Colin’s kitesurfing trip was cancelled due to lack of wind, so he took the long way home and had a tour of the west side of the island. We swam out to the reef near our house and did some snorkling there. The corals are covered with brown goo, but there are an amazing assortment of fish out there – just hundreds of colourful little guys that look like they belong in a fish tank. We also spotted some large crabs that looked more or less like Colin’s lunch yesterday, and I spent ages watching one of the little prawngoby’s prawns excavate their hole.
It was like the Day Of The Jellyfish out there again today. For two or three days there has been a band of densly packed jellyfish near the shore, varying from thumb-sized to fist-sized. I think there are two species: brown spotted ones with stubby short tentacles, and larger blue ones with chubby big tentacles trailing almost invisible long tentacle-strands.
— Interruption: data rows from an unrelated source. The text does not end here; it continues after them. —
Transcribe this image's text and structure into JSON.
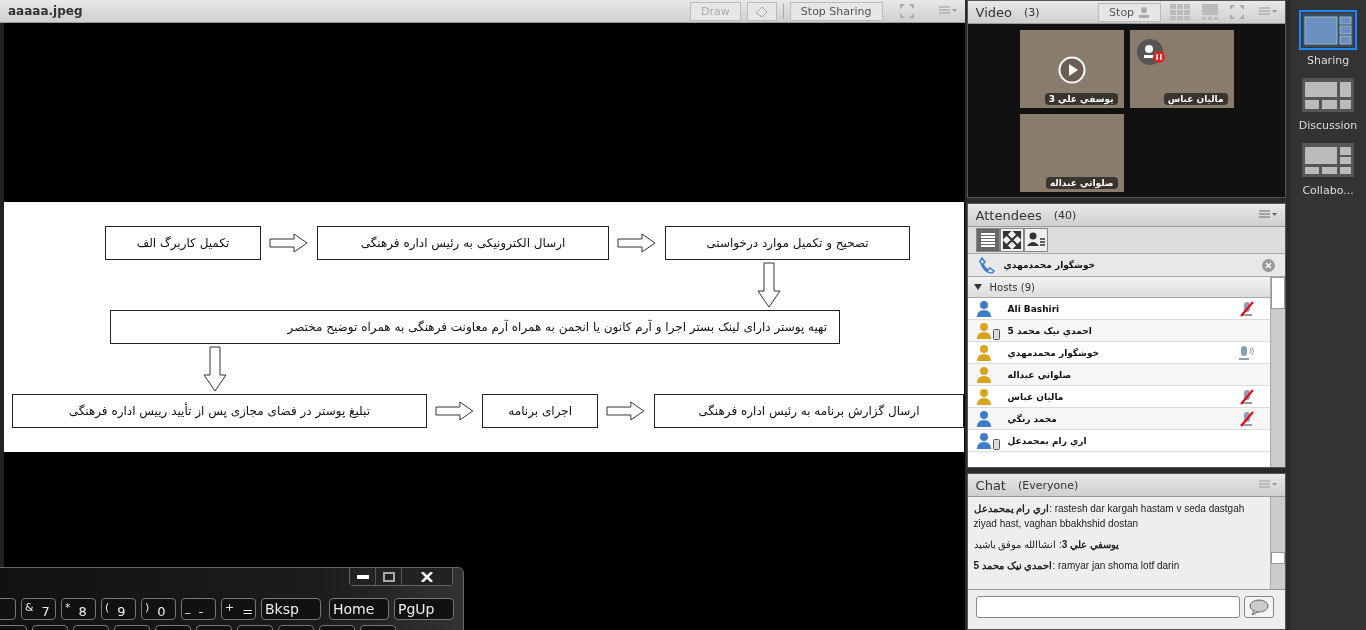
{
  "share_pod": {
    "title": "aaaaa.jpeg",
    "draw_button": {
      "label": "Draw",
      "disabled": true
    },
    "stop_sharing_button": {
      "label": "Stop Sharing",
      "disabled": false
    },
    "flowchart": {
      "rows": [
        [
          "تصحیح و تکمیل موارد درخواستی",
          "ارسال الکترونیکی به رئیس اداره فرهنگی",
          "تکمیل کاربرگ الف"
        ],
        [
          "تهیه پوستر دارای لینک بستر اجرا و آرم کانون یا انجمن به همراه آرم معاونت فرهنگی به همراه توضیح مختصر"
        ],
        [
          "ارسال گزارش برنامه به رئیس اداره فرهنگی",
          "اجرای برنامه",
          "تبلیغ پوستر در فضای مجازی پس از تأیید رییس اداره فرهنگی"
        ]
      ]
    }
  },
  "video_pod": {
    "title": "Video",
    "count": "(3)",
    "stop_label": "Stop",
    "tile_rows": [
      [
        {
          "name": "ماليان عباس",
          "kind": "paused"
        },
        {
          "name": "يوسفي علي 3",
          "kind": "play"
        }
      ],
      [
        {
          "name": "صلواتي عبداله",
          "kind": "plain"
        }
      ]
    ]
  },
  "attendees_pod": {
    "title": "Attendees",
    "count": "(40)",
    "speaker": "خوشگوار محمدمهدي",
    "group": {
      "label": "Hosts (9)",
      "expanded": true
    },
    "people": [
      {
        "name": "Ali Bashiri",
        "color": "#3d7cc9",
        "mobile": false,
        "muted": true,
        "speaking": false
      },
      {
        "name": "احمدي نيک محمد 5",
        "color": "#d9a520",
        "mobile": true,
        "muted": false,
        "speaking": false
      },
      {
        "name": "خوشگوار محمدمهدي",
        "color": "#d9a520",
        "mobile": false,
        "muted": false,
        "speaking": true
      },
      {
        "name": "صلواتي عبداله",
        "color": "#d9a520",
        "mobile": false,
        "muted": false,
        "speaking": false
      },
      {
        "name": "ماليان عباس",
        "color": "#d9a520",
        "mobile": false,
        "muted": true,
        "speaking": false
      },
      {
        "name": "محمد رنگي",
        "color": "#3d7cc9",
        "mobile": false,
        "muted": true,
        "speaking": false
      },
      {
        "name": "اري رام يمحمدعل",
        "color": "#3d7cc9",
        "mobile": true,
        "muted": false,
        "speaking": false
      }
    ]
  },
  "chat_pod": {
    "title": "Chat",
    "audience": "(Everyone)",
    "messages": [
      "**اري رام يمحمدعل**: rastesh dar kargah hastam v seda dastgah ziyad hast, vaghan bbakhshid dostan",
      "**يوسفي علي 3**: انشاالله موفق باشيد",
      "**احمدي نيک محمد 5**: ramyar jan shoma lotf darin"
    ]
  },
  "layouts": [
    {
      "label": "Sharing",
      "selected": true
    },
    {
      "label": "Discussion",
      "selected": false
    },
    {
      "label": "Collabo...",
      "selected": false
    }
  ],
  "keyboard": {
    "keys": [
      {
        "kind": "word",
        "label": "PgUp"
      },
      {
        "kind": "word",
        "label": "Home"
      },
      {
        "kind": "word",
        "label": "Bksp"
      },
      {
        "kind": "dual",
        "label": "$^{+}$ ="
      },
      {
        "kind": "dual",
        "label": "$^{_}$ -"
      },
      {
        "kind": "dual",
        "label": "$^{)}$ 0"
      },
      {
        "kind": "dual",
        "label": "$^{(}$ 9"
      },
      {
        "kind": "dual",
        "label": "$^{*}$ 8"
      },
      {
        "kind": "dual",
        "label": "$^{&}$ 7"
      }
    ]
  }
}
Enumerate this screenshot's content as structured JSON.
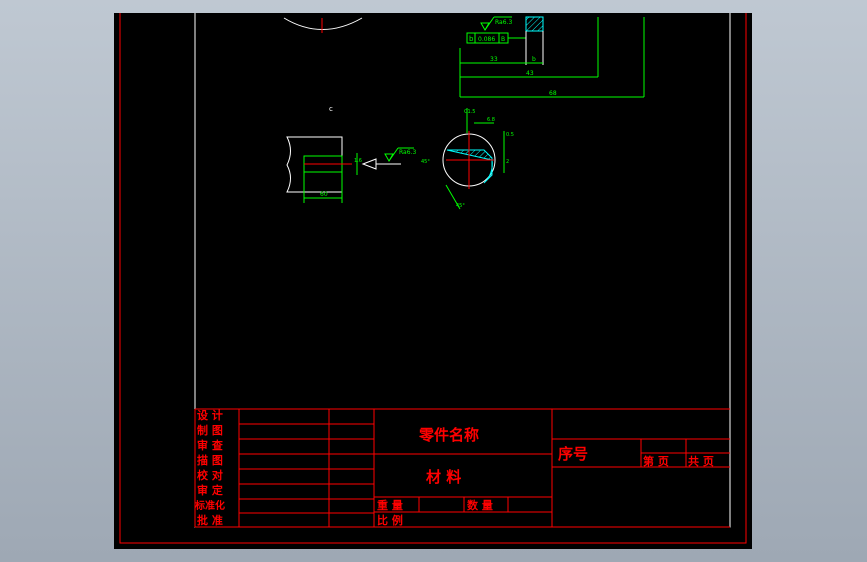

Something has been stinging us occasionally out there since day one, but it probably isn’t these little guys. They’ve been bumping into us and winding their tentacles around our legs to no effect so far, although Colin thinks he felt one of the blue ones sting him on the upper lip today. My theory about the stinging we’ve been experiencing is it’s little bits of broken-off tentacles from bigger guys. Whatever it is, it’s too small to see and the stings are mild and wear off in a couple minutes.
I tried to find these guys online but had no luck. Why isn’t there a site devoted to jellyfish identification yet??
Luckily I did manage to identify the shells I stole from a couple prawngoby holes, with our tropical shells book. I think it would be nice to have a beachcomber’s reference that included more of the random stuff that washes up around here. Our beach is peppered with cuttlebones that totally had me mystified until Colin shed some light on them. And all those neat little boyant nuts that shorline trees must produce in the hopes of floating them to some other beach or island.